It’s tempting to imagine court life in France as what it was like at Versailles. Louis XIV created Versailles as a new model of court life, one that was very different from that of a courtier during Renaissance France.
Court life was always expensive, no matter what the century. Nobles had vast estates to run, armies to raise, and gambling debts always loomed. Investing money at court was a gamble that only sometimes paid off. By the fifteenth century, France started accumulating more territory, including the Duchy of Brittany, which meant that the court would often take long trips to visit the breadth of the growing kingdom.
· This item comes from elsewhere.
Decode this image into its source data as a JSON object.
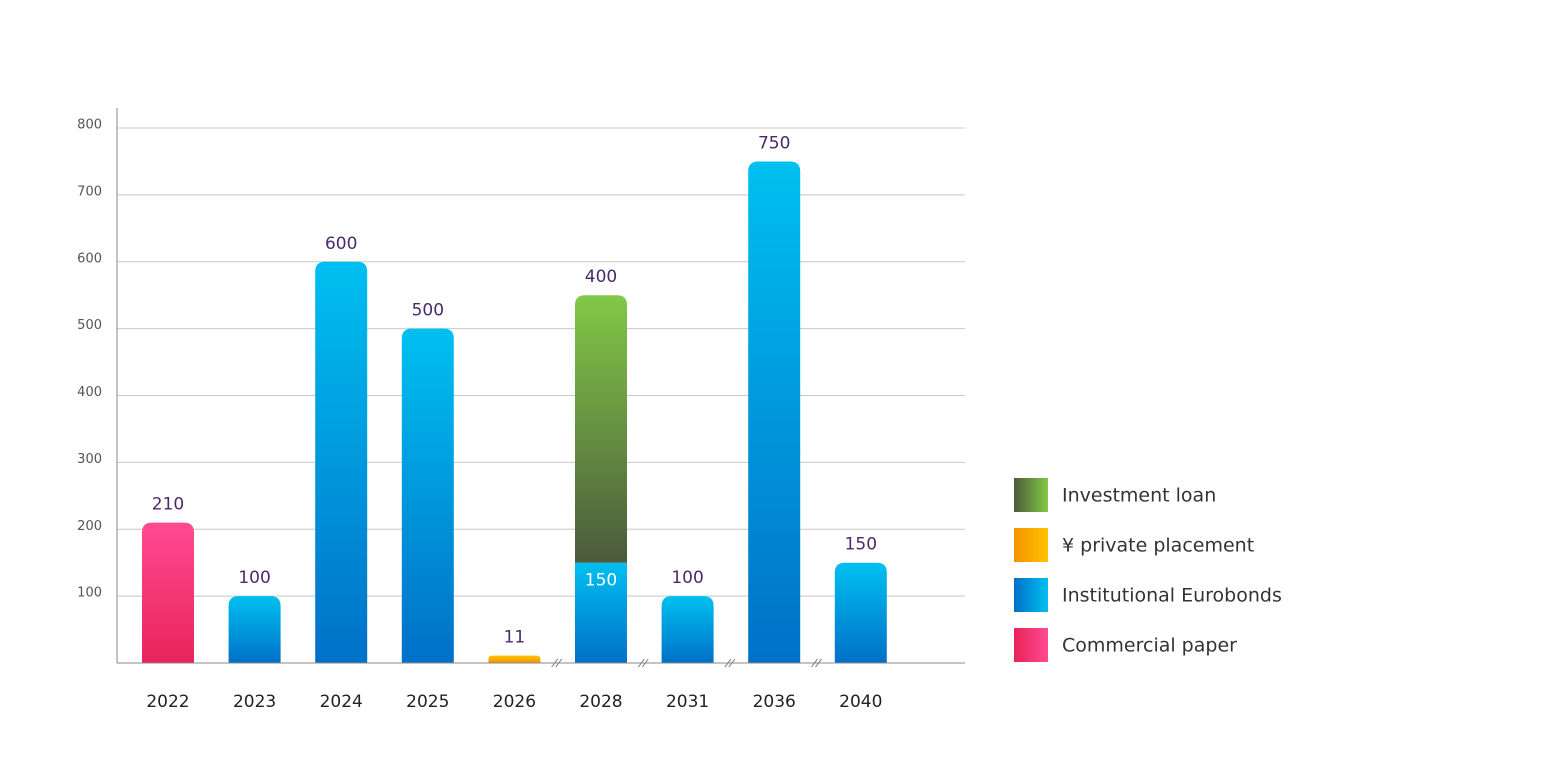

Usually, local nobles in a region would join the court when it was nearby, and when it became too expensive to travel, they returned home to be replaced by nobles in other regions.
Traveling across France across the seasons
Travel wasn’t easy for the nobles. In the colder months, rivers could often freeze and burst their banks, usually washing away bridges. Once you arrived at where the King was staying, there was little guarantee that you would find a place to stay. Francis I was notorious for staying in remote places in order to hunt, the closest lodgings were either an abbey or an inn. The Prevote d’Hotel, staffed in part by fourriers, gave out tickets for the nobles as they were assigned to them by the marcheal des logis.
In theory, this would work well, but the reality was that far too many of the nobles were out for a place to rest their heads for the night. In December 1539, the court arrived at Loches, with most of the non-influential nobles and foreign nobles left to fend for themselves. Seizing an opportunity, the locals had no qualms about exploiting their situation.
Getting to and staying at court wasn’t easy for even the wealthiest of courtiers. In fact, they were better off just staying at home and tending their own estates. During the Renaissance, they could afford to without incurring the King’s anger, but Louis XIV would soon change all of that.